The manufacturing industry has faced tremendous technological advancements. Most of these developments aim to save production costs, speed up the process, improve quality, and make working conditions safe for employees.
This post will discuss four types of technologies used in large manufacturing firms. Moreover, we’ll examine how these technologies have improved efficiency and productivity to satisfy customer demand, guarantee the quality, and drive growth.
Mobile Technology
In 2017, studies showed that only about 60% of manufacturing companies still utilized pens and paper to track necessary manufacturing processes. Whereas 50% are either using computers on the wheel or simple spreadsheets.
However, those figures have since abruptly shifted upwards. For example, by 2021, only 21% of manufacturing companies were still using old tracking methods.

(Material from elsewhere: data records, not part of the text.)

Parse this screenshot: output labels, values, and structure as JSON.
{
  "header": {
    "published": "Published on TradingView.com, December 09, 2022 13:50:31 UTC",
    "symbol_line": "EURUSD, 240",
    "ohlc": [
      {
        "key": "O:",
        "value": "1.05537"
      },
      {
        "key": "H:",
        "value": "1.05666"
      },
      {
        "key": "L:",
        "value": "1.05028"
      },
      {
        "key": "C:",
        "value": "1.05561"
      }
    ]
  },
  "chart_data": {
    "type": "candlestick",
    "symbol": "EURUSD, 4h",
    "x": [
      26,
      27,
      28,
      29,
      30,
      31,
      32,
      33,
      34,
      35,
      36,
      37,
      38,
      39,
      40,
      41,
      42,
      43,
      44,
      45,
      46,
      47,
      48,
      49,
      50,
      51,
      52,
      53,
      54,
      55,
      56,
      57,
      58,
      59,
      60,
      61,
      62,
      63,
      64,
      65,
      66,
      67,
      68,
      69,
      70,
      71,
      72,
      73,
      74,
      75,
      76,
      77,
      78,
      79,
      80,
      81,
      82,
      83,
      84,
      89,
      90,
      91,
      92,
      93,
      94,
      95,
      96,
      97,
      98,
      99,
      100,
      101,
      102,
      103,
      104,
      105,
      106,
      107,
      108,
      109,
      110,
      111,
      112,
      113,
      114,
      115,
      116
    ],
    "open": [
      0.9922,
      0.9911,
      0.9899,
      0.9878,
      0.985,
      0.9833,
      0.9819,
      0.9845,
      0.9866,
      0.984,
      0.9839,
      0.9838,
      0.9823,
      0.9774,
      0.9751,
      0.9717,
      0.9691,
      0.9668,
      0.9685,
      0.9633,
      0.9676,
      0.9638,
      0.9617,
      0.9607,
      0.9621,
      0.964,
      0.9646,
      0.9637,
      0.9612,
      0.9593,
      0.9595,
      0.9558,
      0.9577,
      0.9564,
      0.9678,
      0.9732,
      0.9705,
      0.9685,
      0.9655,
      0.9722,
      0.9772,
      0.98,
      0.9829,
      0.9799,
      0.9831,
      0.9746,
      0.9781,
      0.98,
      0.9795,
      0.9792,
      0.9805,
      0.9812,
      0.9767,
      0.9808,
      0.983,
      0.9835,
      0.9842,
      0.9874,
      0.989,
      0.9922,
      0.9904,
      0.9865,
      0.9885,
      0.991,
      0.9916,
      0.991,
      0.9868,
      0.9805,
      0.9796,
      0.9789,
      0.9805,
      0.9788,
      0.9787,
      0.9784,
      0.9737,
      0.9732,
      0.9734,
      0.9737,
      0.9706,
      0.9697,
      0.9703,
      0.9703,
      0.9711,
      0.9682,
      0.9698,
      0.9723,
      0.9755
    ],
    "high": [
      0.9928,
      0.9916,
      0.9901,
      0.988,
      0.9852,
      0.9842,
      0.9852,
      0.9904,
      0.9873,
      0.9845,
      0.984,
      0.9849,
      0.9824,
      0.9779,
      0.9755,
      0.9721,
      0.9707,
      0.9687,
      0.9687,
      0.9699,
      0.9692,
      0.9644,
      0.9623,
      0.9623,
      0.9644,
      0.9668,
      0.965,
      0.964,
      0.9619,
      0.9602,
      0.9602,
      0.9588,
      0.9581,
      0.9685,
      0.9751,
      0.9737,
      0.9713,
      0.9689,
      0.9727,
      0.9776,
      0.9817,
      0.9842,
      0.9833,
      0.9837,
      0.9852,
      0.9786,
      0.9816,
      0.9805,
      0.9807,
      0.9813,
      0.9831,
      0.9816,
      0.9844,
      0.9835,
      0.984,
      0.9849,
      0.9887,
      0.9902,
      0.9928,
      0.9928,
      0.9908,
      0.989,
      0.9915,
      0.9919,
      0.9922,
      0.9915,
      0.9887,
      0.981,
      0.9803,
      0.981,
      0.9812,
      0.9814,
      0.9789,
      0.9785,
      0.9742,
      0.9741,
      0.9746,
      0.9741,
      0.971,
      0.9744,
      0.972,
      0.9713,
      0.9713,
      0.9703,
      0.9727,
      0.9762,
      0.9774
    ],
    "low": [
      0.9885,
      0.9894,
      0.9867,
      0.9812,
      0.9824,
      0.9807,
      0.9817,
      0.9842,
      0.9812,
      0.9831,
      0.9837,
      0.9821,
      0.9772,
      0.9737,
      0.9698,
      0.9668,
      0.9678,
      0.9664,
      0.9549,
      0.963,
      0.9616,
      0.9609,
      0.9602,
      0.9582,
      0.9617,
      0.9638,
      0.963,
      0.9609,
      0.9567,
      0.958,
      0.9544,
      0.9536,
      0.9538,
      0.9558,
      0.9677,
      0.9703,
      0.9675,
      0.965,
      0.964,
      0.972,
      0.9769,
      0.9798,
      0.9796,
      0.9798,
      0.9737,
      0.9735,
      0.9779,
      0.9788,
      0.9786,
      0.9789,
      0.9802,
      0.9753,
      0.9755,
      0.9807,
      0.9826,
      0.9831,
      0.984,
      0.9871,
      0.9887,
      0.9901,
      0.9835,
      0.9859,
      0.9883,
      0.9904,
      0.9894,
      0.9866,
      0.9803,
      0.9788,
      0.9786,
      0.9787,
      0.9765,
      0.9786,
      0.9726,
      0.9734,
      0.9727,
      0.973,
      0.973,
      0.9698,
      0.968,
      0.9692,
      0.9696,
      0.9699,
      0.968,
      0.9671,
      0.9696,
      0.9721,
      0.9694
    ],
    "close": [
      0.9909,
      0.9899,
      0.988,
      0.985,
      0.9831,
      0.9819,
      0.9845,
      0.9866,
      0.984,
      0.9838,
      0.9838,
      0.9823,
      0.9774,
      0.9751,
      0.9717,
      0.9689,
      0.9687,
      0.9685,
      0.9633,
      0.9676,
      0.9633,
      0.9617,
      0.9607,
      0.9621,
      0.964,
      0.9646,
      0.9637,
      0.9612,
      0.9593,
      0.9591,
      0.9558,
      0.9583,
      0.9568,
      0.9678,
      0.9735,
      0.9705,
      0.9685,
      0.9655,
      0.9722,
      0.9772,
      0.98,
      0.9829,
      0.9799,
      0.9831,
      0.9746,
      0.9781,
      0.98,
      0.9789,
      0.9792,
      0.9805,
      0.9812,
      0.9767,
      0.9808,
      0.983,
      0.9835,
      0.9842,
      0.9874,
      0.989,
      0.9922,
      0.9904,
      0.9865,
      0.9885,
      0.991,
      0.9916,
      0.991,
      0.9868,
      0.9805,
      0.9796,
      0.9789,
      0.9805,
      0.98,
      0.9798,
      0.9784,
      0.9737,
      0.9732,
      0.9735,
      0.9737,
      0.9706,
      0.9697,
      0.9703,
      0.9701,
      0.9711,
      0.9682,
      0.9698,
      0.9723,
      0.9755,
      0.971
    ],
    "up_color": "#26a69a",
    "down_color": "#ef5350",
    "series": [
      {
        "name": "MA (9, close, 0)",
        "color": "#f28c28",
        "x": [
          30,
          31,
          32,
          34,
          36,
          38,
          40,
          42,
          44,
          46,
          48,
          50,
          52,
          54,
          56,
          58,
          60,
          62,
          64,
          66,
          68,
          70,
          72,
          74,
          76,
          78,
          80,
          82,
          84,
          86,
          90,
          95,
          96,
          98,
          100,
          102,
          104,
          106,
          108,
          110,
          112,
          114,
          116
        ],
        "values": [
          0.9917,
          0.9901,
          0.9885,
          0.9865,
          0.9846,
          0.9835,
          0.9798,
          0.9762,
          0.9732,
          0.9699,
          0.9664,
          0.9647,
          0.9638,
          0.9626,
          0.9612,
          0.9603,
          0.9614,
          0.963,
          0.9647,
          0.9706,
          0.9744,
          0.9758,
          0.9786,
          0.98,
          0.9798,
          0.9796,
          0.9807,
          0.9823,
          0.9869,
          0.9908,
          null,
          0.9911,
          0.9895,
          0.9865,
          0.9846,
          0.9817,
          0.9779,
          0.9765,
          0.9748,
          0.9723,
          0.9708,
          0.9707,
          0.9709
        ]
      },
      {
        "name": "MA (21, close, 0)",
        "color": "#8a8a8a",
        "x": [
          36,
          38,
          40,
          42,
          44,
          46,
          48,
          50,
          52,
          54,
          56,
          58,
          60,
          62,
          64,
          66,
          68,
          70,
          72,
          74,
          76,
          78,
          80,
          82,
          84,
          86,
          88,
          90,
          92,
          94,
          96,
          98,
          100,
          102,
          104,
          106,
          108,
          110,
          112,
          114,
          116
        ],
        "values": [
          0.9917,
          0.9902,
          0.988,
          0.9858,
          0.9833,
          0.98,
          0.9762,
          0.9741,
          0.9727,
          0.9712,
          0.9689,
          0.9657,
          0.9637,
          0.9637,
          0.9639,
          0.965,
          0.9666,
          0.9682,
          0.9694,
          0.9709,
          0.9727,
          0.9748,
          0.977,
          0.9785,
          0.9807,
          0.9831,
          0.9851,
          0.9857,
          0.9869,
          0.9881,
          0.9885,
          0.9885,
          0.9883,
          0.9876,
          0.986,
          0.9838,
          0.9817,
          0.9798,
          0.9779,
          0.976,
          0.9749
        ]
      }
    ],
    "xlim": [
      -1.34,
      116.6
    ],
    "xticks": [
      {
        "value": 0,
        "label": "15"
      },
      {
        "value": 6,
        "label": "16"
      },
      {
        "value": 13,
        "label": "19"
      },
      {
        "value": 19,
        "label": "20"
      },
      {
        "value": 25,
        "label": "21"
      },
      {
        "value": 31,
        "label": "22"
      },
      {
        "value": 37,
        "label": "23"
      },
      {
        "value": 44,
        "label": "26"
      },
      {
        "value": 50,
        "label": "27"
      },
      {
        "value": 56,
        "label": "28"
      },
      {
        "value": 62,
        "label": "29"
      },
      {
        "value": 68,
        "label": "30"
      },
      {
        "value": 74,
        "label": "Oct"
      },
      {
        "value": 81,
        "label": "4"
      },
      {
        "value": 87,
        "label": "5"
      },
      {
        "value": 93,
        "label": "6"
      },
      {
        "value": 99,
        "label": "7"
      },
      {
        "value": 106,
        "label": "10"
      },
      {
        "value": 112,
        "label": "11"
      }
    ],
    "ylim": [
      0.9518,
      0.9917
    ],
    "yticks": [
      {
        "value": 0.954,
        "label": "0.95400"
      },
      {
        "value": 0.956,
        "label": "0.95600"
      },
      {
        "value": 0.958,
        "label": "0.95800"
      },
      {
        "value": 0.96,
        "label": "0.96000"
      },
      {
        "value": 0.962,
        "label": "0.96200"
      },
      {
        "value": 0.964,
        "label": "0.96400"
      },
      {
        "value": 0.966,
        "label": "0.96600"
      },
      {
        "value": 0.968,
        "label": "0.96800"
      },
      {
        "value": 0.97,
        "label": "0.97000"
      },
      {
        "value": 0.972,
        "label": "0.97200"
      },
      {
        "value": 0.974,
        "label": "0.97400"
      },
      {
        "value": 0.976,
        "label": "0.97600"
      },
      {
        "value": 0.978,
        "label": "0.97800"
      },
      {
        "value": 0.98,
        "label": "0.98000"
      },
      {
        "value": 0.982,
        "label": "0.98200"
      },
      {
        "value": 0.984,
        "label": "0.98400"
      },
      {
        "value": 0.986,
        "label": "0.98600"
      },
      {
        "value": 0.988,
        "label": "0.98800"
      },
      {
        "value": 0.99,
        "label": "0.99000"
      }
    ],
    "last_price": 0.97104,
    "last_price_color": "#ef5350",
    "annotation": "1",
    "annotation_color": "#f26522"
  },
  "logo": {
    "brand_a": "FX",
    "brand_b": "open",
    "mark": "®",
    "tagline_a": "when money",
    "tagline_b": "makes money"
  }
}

This was due to more manufacturing companies (over 65%) gradually conducting machine tool automation in their production cycle—many started using rugged business tablets or handheld mobile PCs.
Manufacturers may now put business-critical programs and data at the fingertips of their employees thanks to these gadgets. These devices also greatly enhance their barcode scanning capabilities, which automate the tracing of raw materials and finished products.
As a result, workflow efficiency and tracing accuracy have dramatically increased, which speeds up product production, helps satisfy customer demands, and opens up new order options.
Real-Time Location Systems (RTLS)
Consumer expectations and quality criteria are pushing businesses to provide more information about the origins of raw materials, features, and final items.
This has resulted in many firms in the manufacturing industry adapting real-time location systems (RTLS).
RTLS is generally driven by RFID (radio frequency identification) and offers several advantages. Manufacturers, for instance, may collect vital information on nearly every item that goes through their supply chains, such as its origin, staging, status, and quality.
This transparency gives managers actionable information to make more informed decisions, plan and stage production, eliminate the requirement for extra inventory, and adopt supply chain efficiencies that result in improved order fulfillment and increased customer happiness.
The ability to trace, find, and isolate materials, components, or products in the case of a fault or recall is critical for quality control.
Wearable Manufacturing Technology
There are many ways that wearable technology can help boost efficiency on the production line or in the supply chain operations in general. For this, more firms are gradually implementing wearables, and the numbers are expected to increase drastically.
For instance, hands-free pallets, packages, and merchandise screening are made possible by wearing band scanners and mobile devices. As a result, picking, verifying, and moving things across the warehouse will be much more efficient for everyone involved.
The same technology can be used at the packaging phase to confirm correct order selection and error-free the packaging process.
Ultimately, these enhancements to selecting and packaging allow for a faster, more effective, and more accurate delivery of orders.
Voice Direction and Recognition
More companies are increasingly adopting voice technology in their production process.
An excellent example, in this case, is the TekSpeech Pro, which is a tool that allows you to control voice-directed processes easily, from coding dialogue to integrating the host, deploying, and managing the solution. All the parts work well together so that the effectiveness and voice quality are unmatched.
It gives warehouse employees audible selection instructions, alerts of right and wrong selections, and the ability to do further voice-directed workflows and automate processes.
Using speech recognition technology, workers can activate automated systems and communicate with corporate systems by just speaking orders into a microphone.
Interoffice Communication and Buyer Collaboration
Software selection and deployment for ERP projects help you focus on other important things while your computers take care of other staff. Strive to reduce using manual and outdated processes by automating workflows and lead generation and offering easily accessible, Internet-independent sales materials.
Your sales force can succeed, for instance, by utilizing cutting-edge office products like Cisco and Microsoft.
Microsoft Dynamics CRM
Microsoft Skype for Business
Microsoft Power BI
Microsoft Office 365
Microsoft Teams
Cisco Jabber
Cisco Webex
Bottom Line
Manufacturing companies must adopt new ways to remain relevant. Digital strategies speed information to the proper individuals, fostering consumer intimacy. The manufacturing workers will learn new skills to speed up industry 4.0 initiatives—the data for sophisticated analytics and AI.
While the current recession threatens manufacturing enterprises, it allows them to adopt innovative technology from other industries. We must think outside the box to make manufacturing safe in the next decade.